Something I have been asked a lot in therapy sessions late is this - "I feel unstoppable physical sensations when I am anxious & this has gotten worse during the pandemic. Why does this happen?"
Here is a primer for comprehension—
Anxiety & fear are both part of our emotional landscape. Neither constitutes a pathology. Anxiety has its own uses in survival. The chief difference is that fear is when you are grasping with a known or certain threat & anxiety is usually an unknown or certain threat.

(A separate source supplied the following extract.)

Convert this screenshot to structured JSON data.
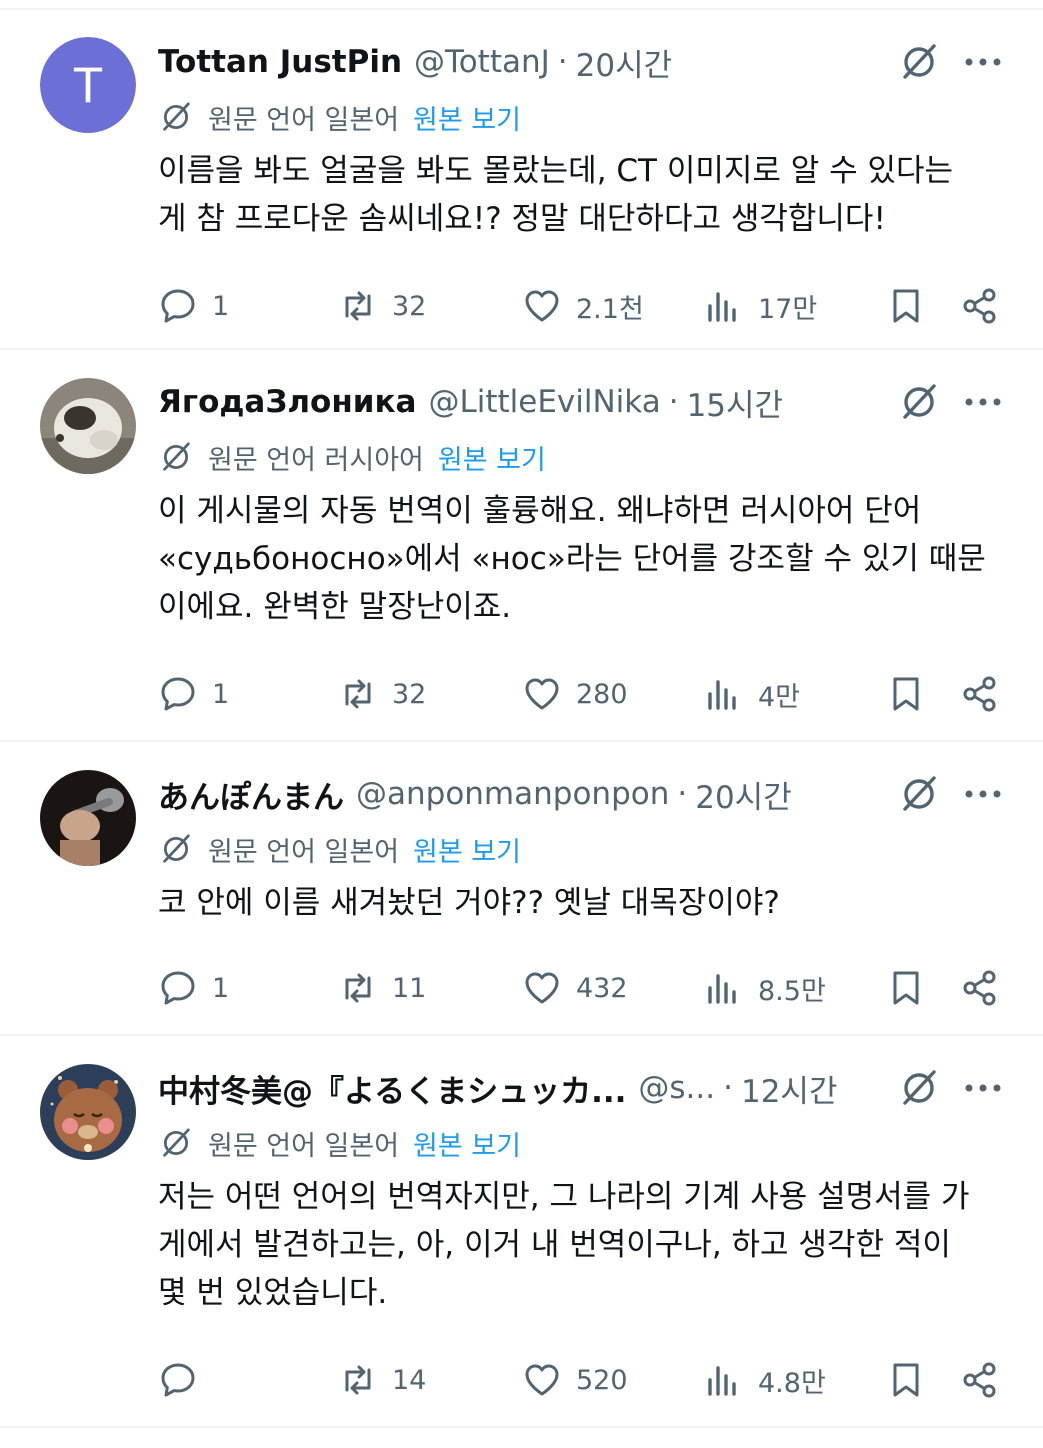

Therefore, confronting a fear can, in most cases, be a more direct, tangible process whereas anxiety-inducing stressors can be more shadowy or repressed leading to ongoing aftershocks from time to time. Over a period in time, anxiety can turn into a generalised response to fear.
While there are some (debatable?) biological/neuroschemical markers for anxiety, a lot of it is due to psychosocial causation. If you grew up in a family where attachment & trust were patterned on insecurity & self-doubt, it is likely that you feel anxious about relationships.
Repeated anxiety --> worrying. It shows up as physical signs including palpitations, sweating, the feeling of a knot tightening in your stomach, your ears getting warmer among a host of other bodily discomforts. It is cyclical. Worrying, ironically, becomes a coping mechanism.